Bill inspires fellow residents at Queen Charlotte Care Home with his art
The Dorset coastline has always been a rich source of inspiration for artists to reach for their brushes and paints.
And now residents at Queen Charlotte Care Home, in Chickerell, near Weymouth, have even more reason to develop their passion for art.
For newly arrived at the Kingsley Healthcare run home is 83-year-old Bill Lowe whose talent as an artist has shone brightly over the years in colourful murals adorning the walls of such places as Westhaven and Portland hospitals and the former Underhill school in Portland.
The retired painter and decorator ran successful art classes and outdoor sketch groups for many years and now he is keen to share that passion with fellow residents.
Home manager Moira Stevens said: “Several of our other residents enjoy painting and I am sure Bill is going to be a huge inspiration to everyone.
“When we get to Spring it would be lovely to organise painting trips so residents can capture some of our stunning coastal scenery.”
Mr Lowe, who grew up in Wyke Regis, said: “My love for art started roughly at the age five. Art kept me feeling positive growing up during the Second World War.
“I still do my art so people feel more confident that they can too. If I can, anyone can!”
He joined his father’s painter’s and decorator’s business but alongside commercial work around the country he still found time for his art, painting a number of striking murals including one at the London Dolphinarium in the capital’s Oxford Street.
“While painting it I had to get across the pool to paint the opposite wall; as I paddled the boat it tipped up and I was a part of the display floating in the water,” he recalled.
“I also did some work on the Olympia buildings, this was an achievement for me as it was the tallest building I worked on.

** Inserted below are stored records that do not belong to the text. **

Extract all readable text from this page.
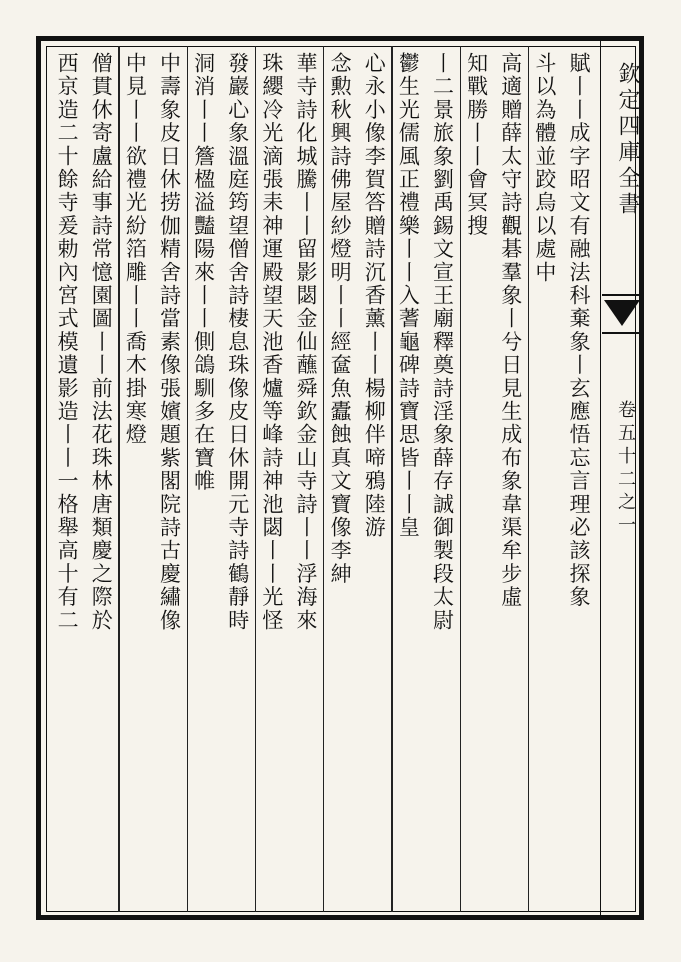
欽定四庫全書
卷五十二之一
賦丨丨成字昭文有融法科棄象丨玄應悟忘言理必該探象
斗以為體並跤烏以處中
高適贈薛太守詩觀碁羣象丨兮日見生成布象韋渠牟步虛
知戰勝丨丨會冥搜
丨二景旅象劉禹錫文宣王廟釋奠詩淫象薛存誠御製段太尉
鬱生光儒風正禮樂丨丨入蓍龜碑詩寶思皆丨丨皇
心永小像李賀答贈詩沉香薰丨丨楊柳伴啼鴉陸游
念勲秋興詩佛屋紗燈明丨丨經奩魚蠹蝕真文寶像李紳
華寺詩化城騰丨丨留影閟金仙蘸舜欽金山寺詩丨丨浮海來
珠纓冷光滴張耒神運殿望天池香爐等峰詩神池閟丨丨光怪
發巖心象溫庭筠望僧舍詩棲息珠像皮日休開元寺詩鶴靜時
洞消丨丨簷楹溢豔陽來丨丨側鴿馴多在寶帷
中壽象皮日休捞伽精舍詩當素像張嬪題紫閣院詩古慶繡像
中見丨丨欲禮光紛箔雕丨丨喬木掛寒燈
僧貫休寄盧給事詩常憶園圖丨丨前法花珠林唐類慶之際於
西京造二十餘寺爰勅內宮式模遺影造丨丨一格舉高十有二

“Coming back to my achievements in Weymouth and Portland, I have always enjoyed creating custom designs for customers, each piece of work is unique.”

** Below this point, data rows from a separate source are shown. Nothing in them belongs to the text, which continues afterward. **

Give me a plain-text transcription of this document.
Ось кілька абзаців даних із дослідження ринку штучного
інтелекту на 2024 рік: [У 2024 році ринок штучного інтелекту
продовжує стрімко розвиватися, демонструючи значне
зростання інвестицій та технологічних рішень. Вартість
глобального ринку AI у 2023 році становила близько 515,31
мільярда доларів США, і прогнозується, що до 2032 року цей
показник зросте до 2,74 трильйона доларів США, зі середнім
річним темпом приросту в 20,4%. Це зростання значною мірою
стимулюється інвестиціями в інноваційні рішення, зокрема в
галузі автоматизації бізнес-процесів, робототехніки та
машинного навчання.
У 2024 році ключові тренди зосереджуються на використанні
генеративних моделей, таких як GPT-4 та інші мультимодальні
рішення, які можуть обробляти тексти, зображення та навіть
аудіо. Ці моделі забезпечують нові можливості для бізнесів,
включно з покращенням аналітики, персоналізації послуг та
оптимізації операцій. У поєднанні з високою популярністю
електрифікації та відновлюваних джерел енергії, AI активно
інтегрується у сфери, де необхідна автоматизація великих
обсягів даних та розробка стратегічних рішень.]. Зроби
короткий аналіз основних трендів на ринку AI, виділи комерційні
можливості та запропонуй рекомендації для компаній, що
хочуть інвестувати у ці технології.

He said his art classes were more about sharing his love for painting than teaching.
“I wouldn’t say I taught people because everyone can draw or paint, it’s just finding what style suits you,” he said.
He said his work spanned widely varying styles and dimensions from charcoal quarry scenes, to sea murals in local hospitals.
“I like to use different media from oils and acrylic to pastels and charcoal,” he said.
“I have always been the kind of person who wanted to learn; I am always trying new styles and techniques, I enjoy learning new ways to do things.
“My top tip is to keep on learning and always accept the extra help to improve your skills, you never know everything! That applies to a lot in life.”